Given the power he has to end the standoff, Boehner might be thinking that he can control the shutdown’s downside risk, satisfying the far right as much as possible until the national polls start to really turn against the Republicans. Perhaps the reason we are in this mess is because we can relatively easily get out of it. But this doesn’t get him as much leverage.

If Boehner were to engage in true brinkmanship, he might threaten, for example, to resign as Speaker and throw the House into chaos.  By threatening to deliberately lose control, he can say to the Democrats that they can either negotiate with him or negotiate with the true crazies.  In other words, Boehner’s ability to singlehandedly end the standoff makes his bargaining power lower, not higher.

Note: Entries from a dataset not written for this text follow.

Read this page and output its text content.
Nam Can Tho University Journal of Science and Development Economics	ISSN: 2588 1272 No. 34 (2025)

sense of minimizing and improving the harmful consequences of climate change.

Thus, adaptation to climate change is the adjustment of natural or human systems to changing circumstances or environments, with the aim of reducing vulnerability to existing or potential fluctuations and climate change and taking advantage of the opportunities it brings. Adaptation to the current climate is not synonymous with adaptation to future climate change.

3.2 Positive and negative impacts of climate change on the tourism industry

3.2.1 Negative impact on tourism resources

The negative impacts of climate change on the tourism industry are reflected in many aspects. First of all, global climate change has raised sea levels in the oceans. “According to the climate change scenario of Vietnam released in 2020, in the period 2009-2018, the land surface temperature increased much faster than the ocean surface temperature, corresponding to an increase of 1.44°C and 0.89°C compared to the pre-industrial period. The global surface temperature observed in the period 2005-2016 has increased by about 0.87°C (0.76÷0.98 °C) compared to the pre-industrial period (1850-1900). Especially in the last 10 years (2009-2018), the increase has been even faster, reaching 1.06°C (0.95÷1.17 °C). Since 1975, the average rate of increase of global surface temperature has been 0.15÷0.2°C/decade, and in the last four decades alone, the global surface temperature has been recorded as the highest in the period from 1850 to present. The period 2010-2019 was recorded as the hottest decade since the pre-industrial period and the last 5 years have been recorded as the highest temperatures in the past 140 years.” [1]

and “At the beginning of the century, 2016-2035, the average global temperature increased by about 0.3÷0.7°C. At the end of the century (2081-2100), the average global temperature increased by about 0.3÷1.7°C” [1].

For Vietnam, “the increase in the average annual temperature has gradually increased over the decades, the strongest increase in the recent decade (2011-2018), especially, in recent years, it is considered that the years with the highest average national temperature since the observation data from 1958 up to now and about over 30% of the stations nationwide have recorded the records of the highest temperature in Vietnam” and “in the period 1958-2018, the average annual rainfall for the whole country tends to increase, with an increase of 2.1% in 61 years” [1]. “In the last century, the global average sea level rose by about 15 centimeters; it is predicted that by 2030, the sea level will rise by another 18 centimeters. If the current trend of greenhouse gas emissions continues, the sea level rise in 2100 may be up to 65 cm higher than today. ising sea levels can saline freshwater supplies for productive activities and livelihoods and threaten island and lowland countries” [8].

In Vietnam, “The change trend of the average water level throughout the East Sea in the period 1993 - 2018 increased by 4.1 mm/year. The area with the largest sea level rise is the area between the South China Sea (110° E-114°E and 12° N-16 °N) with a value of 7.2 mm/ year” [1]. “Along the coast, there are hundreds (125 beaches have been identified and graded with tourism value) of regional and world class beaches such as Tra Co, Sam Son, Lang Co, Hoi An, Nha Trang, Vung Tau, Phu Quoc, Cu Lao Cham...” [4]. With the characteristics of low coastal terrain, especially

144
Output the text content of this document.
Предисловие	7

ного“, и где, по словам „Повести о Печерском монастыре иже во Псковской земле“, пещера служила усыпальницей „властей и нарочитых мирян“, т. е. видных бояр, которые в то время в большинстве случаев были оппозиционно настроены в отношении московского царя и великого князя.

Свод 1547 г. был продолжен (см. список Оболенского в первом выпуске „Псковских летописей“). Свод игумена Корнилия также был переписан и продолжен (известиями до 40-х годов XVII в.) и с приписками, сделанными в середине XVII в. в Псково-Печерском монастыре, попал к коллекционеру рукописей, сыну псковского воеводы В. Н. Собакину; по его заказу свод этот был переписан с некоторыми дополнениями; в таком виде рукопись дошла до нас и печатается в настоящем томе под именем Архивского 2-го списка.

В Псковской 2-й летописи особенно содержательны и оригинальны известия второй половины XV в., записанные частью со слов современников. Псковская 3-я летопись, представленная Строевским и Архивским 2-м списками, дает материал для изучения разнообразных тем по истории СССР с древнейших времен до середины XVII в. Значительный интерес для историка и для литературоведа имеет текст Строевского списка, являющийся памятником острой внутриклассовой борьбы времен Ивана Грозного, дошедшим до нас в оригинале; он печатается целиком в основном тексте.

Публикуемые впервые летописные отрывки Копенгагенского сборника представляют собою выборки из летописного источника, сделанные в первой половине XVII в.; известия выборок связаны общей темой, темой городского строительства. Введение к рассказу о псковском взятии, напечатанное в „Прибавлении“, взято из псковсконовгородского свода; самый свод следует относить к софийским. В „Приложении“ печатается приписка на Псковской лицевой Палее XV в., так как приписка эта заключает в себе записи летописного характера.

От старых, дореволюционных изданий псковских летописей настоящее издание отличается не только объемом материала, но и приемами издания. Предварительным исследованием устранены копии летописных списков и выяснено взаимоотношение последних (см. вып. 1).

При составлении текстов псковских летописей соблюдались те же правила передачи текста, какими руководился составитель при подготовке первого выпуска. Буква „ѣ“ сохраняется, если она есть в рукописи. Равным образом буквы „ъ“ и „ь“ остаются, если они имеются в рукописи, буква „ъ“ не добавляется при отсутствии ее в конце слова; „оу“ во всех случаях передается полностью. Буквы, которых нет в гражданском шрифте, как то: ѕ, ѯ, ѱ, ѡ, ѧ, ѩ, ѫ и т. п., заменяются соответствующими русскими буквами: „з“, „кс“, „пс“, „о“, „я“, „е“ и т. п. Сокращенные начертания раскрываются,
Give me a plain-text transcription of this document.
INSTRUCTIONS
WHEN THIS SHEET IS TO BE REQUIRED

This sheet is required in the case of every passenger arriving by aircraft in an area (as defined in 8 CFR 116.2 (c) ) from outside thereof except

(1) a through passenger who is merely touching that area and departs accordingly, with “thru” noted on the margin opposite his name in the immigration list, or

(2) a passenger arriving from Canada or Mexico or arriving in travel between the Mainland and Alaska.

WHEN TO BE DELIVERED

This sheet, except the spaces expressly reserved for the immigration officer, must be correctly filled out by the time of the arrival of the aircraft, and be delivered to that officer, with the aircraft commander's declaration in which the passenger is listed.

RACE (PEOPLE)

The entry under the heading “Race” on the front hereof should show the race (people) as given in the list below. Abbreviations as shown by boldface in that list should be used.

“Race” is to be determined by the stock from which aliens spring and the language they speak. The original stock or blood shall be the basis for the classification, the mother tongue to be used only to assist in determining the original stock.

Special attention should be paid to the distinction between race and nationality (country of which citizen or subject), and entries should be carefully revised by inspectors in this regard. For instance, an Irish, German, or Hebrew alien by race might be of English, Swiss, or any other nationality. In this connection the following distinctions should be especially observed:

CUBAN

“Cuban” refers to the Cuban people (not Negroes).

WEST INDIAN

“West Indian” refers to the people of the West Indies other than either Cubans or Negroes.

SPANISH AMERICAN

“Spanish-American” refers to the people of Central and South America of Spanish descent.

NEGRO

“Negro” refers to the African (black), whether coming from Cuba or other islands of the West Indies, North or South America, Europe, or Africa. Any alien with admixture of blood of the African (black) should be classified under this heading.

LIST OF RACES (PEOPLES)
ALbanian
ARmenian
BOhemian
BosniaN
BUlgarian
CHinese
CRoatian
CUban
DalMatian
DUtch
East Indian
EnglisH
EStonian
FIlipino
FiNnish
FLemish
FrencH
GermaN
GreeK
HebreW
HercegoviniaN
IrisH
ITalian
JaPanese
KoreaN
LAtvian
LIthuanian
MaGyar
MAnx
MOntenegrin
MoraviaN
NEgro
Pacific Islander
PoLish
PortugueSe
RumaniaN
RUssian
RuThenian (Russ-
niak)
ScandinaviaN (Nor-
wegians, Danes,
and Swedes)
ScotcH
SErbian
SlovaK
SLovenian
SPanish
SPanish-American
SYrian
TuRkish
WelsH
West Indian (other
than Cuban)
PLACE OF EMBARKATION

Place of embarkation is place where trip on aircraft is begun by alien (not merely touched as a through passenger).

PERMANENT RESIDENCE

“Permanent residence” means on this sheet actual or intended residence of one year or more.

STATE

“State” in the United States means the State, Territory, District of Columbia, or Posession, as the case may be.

Republicans who want to win a national election someday have to figure out how to discipline or pay off those House Republicans who care only about primary challenges in their quite conservative local districts. But maybe this is impossible. Maybe there are no custodians of the Republican brand nationally.  It is hard to imagine how Republicans as a whole benefitted from the endless chaotic debates in the 2012 Republican primary, for example.  If no one is in control of the Republican party nationally, then brinkmanship is not possible because deliberately giving up control requires having control in the first place.

Michael Chwe, the author of Jane Austen, Game Theorist, is Professor of Political Science at UCLA. The views expressed are solely his own.